Riot police patrolled the streets in late September stopping young people to check their ID cards and ask where they were going. Menacing black crowd-control vehicles, police jeeps, and more than 60 police buses were parked down side streets in the vicinity of the main government buildings.
Following a series of campus demonstrations over the previous two weeks, students who had been attending inter-university games at Seoul Stadium spilled onto the streets to stage an antigovernment and anti-Japanese demonstration. Police were waiting for them but only succeeded in dispersing them with tear gas after a couple of hours.
Three days later, student demonstrators at Sogang Jesuit University in Seoul were dispersed by police. They attempted to reassemble on the streets and march to the city center. Once again riot police, their helmets, truncheons, and shields giving them a somewhat medieval appearance, quickly scattered the marchers.
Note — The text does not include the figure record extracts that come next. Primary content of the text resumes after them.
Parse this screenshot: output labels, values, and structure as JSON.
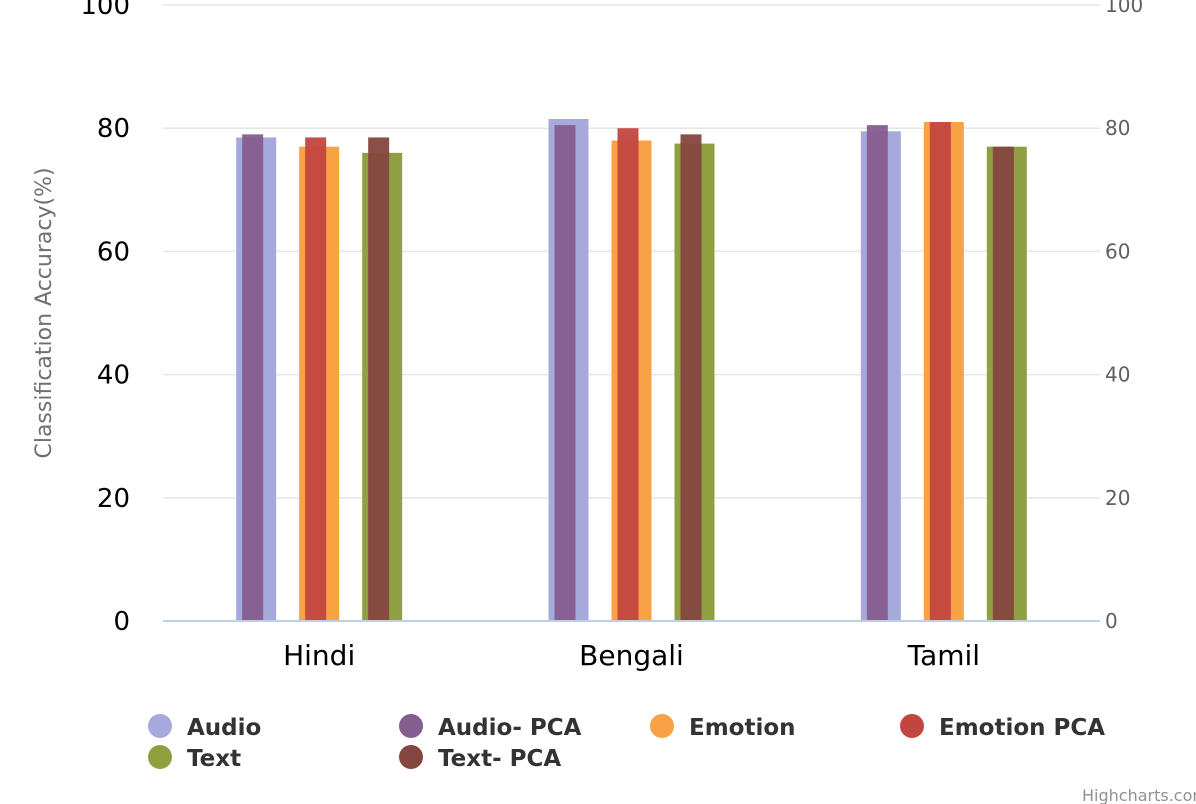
{
  "chart_data": {
    "type": "bar",
    "categories": [
      "Hindi",
      "Bengali",
      "Tamil"
    ],
    "ylabel": "Classification Accuracy(%)",
    "ylabel_right": "",
    "ylim": [
      0,
      100
    ],
    "yticks": [
      "0",
      "20",
      "40",
      "60",
      "80",
      "100"
    ],
    "grid": true,
    "legend_position": "bottom",
    "series": [
      {
        "name": "Audio",
        "color": "#a6a9db",
        "values": [
          78.5,
          81.5,
          79.5
        ]
      },
      {
        "name": "Audio- PCA",
        "color": "#855d8f",
        "values": [
          79,
          80.5,
          80.5
        ]
      },
      {
        "name": "Emotion",
        "color": "#f8a145",
        "values": [
          77,
          78,
          81
        ]
      },
      {
        "name": "Emotion PCA",
        "color": "#c2463f",
        "values": [
          78.5,
          80,
          81
        ]
      },
      {
        "name": "Text",
        "color": "#8fa040",
        "values": [
          76,
          77.5,
          77
        ]
      },
      {
        "name": "Text- PCA",
        "color": "#854640",
        "values": [
          78.5,
          79,
          77
        ]
      }
    ],
    "credits": "Highcharts.com"
  }
}
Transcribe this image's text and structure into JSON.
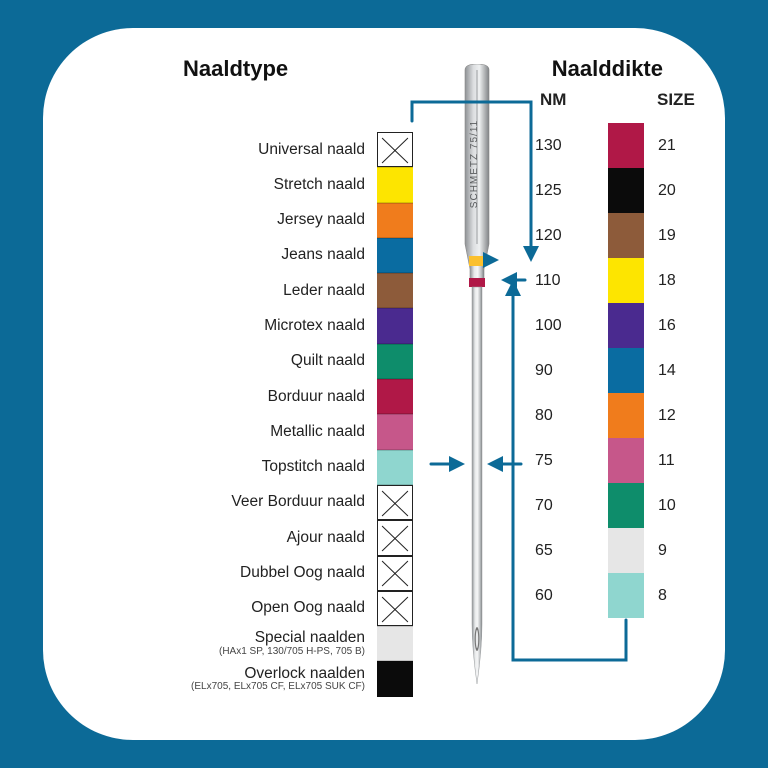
{
  "headings": {
    "left": "Naaldtype",
    "right": "Naalddikte",
    "nm": "NM",
    "size": "SIZE"
  },
  "needle_types": [
    {
      "label": "Universal naald",
      "color": null,
      "crossed": true
    },
    {
      "label": "Stretch naald",
      "color": "#fde500",
      "crossed": false
    },
    {
      "label": "Jersey naald",
      "color": "#f07c1c",
      "crossed": false
    },
    {
      "label": "Jeans naald",
      "color": "#0a6ca1",
      "crossed": false
    },
    {
      "label": "Leder naald",
      "color": "#8d5b3a",
      "crossed": false
    },
    {
      "label": "Microtex naald",
      "color": "#4a2a8f",
      "crossed": false
    },
    {
      "label": "Quilt naald",
      "color": "#0e8d6b",
      "crossed": false
    },
    {
      "label": "Borduur naald",
      "color": "#b01847",
      "crossed": false
    },
    {
      "label": "Metallic naald",
      "color": "#c6578a",
      "crossed": false
    },
    {
      "label": "Topstitch naald",
      "color": "#8fd6cf",
      "crossed": false
    },
    {
      "label": "Veer Borduur naald",
      "color": null,
      "crossed": true
    },
    {
      "label": "Ajour naald",
      "color": null,
      "crossed": true
    },
    {
      "label": "Dubbel Oog naald",
      "color": null,
      "crossed": true
    },
    {
      "label": "Open Oog naald",
      "color": null,
      "crossed": true
    },
    {
      "label": "Special naalden",
      "sublabel": "(HAx1 SP, 130/705 H-PS, 705 B)",
      "color": "#e6e6e6",
      "crossed": false
    },
    {
      "label": "Overlock naalden",
      "sublabel": "(ELx705, ELx705 CF, ELx705 SUK CF)",
      "color": "#0b0b0b",
      "crossed": false
    }
  ],
  "sizes": [
    {
      "nm": "130",
      "size": "21",
      "color": "#b01847"
    },
    {
      "nm": "125",
      "size": "20",
      "color": "#0b0b0b"
    },
    {
      "nm": "120",
      "size": "19",
      "color": "#8d5b3a"
    },
    {
      "nm": "110",
      "size": "18",
      "color": "#fde500"
    },
    {
      "nm": "100",
      "size": "16",
      "color": "#4a2a8f"
    },
    {
      "nm": "90",
      "size": "14",
      "color": "#0a6ca1"
    },
    {
      "nm": "80",
      "size": "12",
      "color": "#f07c1c"
    },
    {
      "nm": "75",
      "size": "11",
      "color": "#c6578a"
    },
    {
      "nm": "70",
      "size": "10",
      "color": "#0e8d6b"
    },
    {
      "nm": "65",
      "size": "9",
      "color": "#e6e6e6"
    },
    {
      "nm": "60",
      "size": "8",
      "color": "#8fd6cf"
    }
  ],
  "needle": {
    "branding": "SCHMETZ  75/11",
    "shank_fill": "#b9bcbf",
    "steel_fill": "#cfd2d4",
    "band1_color": "#fbc02d",
    "band2_color": "#b01847",
    "connector_color": "#0c6a97"
  }
}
Many university staff members share the students' abhorrence of these men. ''The uniformed police are a symbol of authority and we respect them; so do most of the students. But these plainclothes men, I call them 'blowflies,' they behave like gangsters, which is what I guess many of them are,'' a professor said.
The demonstrators may have sympathizers in academic and religious circles and among leftist politicians and workers, but so far no one has publicly expressed support. The public seems more inclined to the government view that the students pose a serious threat to domestic stability, the economy, and national security threatened by North Korea.
''These students should be condemned,'' said a government official, adding that this was his personal view. He explained, ''This is not a Western society; we have no illusions about it. Considering the economic and political difficulties we are in, we can't give privileges to these young rascals.''
The government is in a difficult situation. On the one hand it must ask the South Korean people to make sacrifices and accept restrictions on their freedom because ''technically we are still at war with North Korea.''
On the other, it must promote the image of a country confident of domestic stability, if it is to encourage the internal and foreign investment vital for the economy. Anything, such as student discontent, that appears to threaten that stability makes government officials very nervous, indeed.
Official policy toward student disturbances appears to be to hit fast and hard, to nip dissent in the bud. So far this has successfully prevented a serious escalation of student demonstrations. There is no doubt, though, that it has also caused a buildup of resentment among students that could boil over.
(Reuter reports from Seoul that male workers beat up female colleagues who were using a factory sit-in Oct. 1 to demand higher wages and reinstatement of their union.)